Gifted exceeds expectations its trailers may have created.  For one, the actors really deliver:  Captain America is completely obliterated in the intensity of Evans’ performance as the devoted uncle Frank Adler.  As a seven-year-old Mary losing her milk teeth, Grace (who was actually 10-years-old during filming) is spot-on adorable and formidable when she has to be.  Duncan as a poised upper-crust Brit and yet a virtual stage grandma is at once convincing and pathetic.  Gifted would have easily slid into a soppy melodrama were it not for the insightful script which plays fair in peeling layers of desirable and undesirable traits of both Frank and Evelyn in their fight for custody—both mean well, but both are flawed, too.  When the dust settles, neither wins nor loses although justice is till served by the weight of a dead mother’s secret wish, and the desire of the daughter who never knew her.
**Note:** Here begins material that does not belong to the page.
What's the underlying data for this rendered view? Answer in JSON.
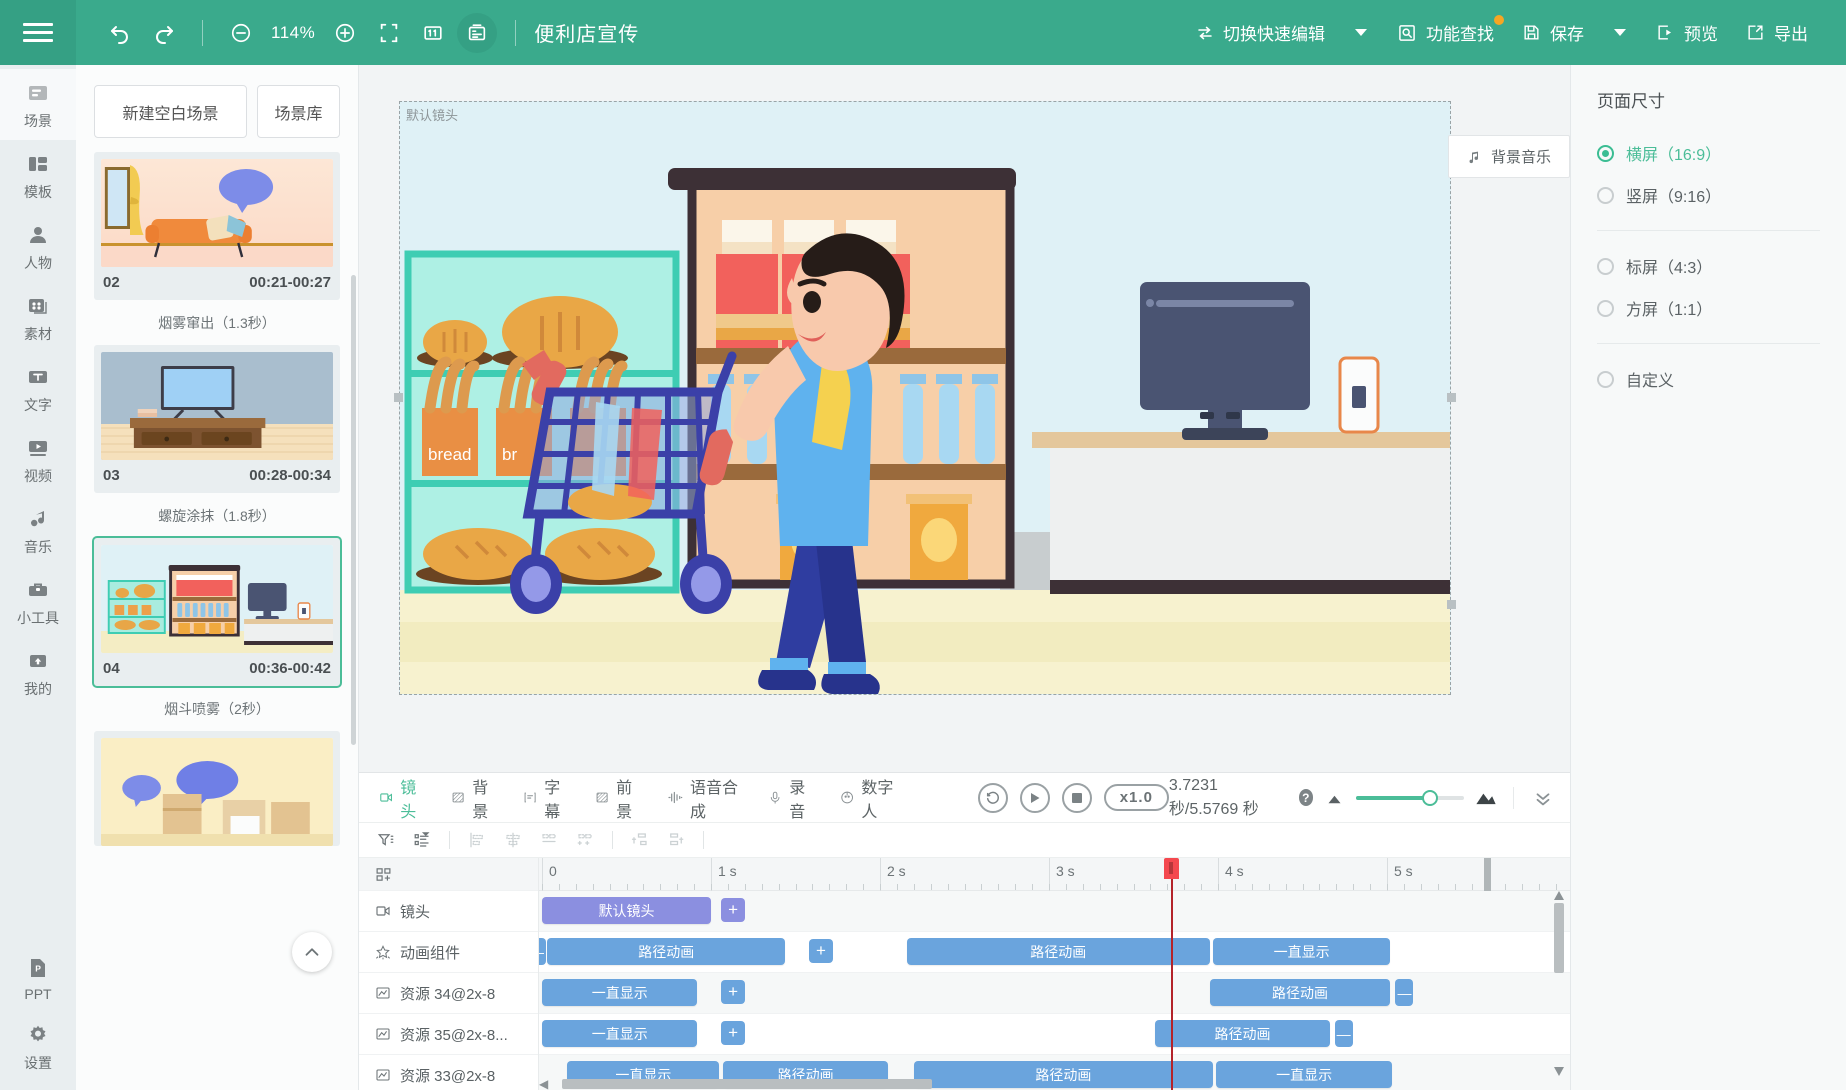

In essence, Gifted presents two competing parenting philosophies and asks the viewer to ponder the responsibilities of both parents and society in so far as the nurture and upbringing of gifted children is concerned.  If we raised a gifted child as we would “any ordinary kid” we might be wasting her strengths otherwise useful to society; on the other hand if we focused on honing her gifts alone she might end up dehumanized, brilliant but emotionally robotic.  It is a complex question to answer butby gently zeroing in on tender and carefree moments between Frank and Mary—Gifted breathes compassion and human kindness into the issue, providing a satisfying and beautiful equation in the end.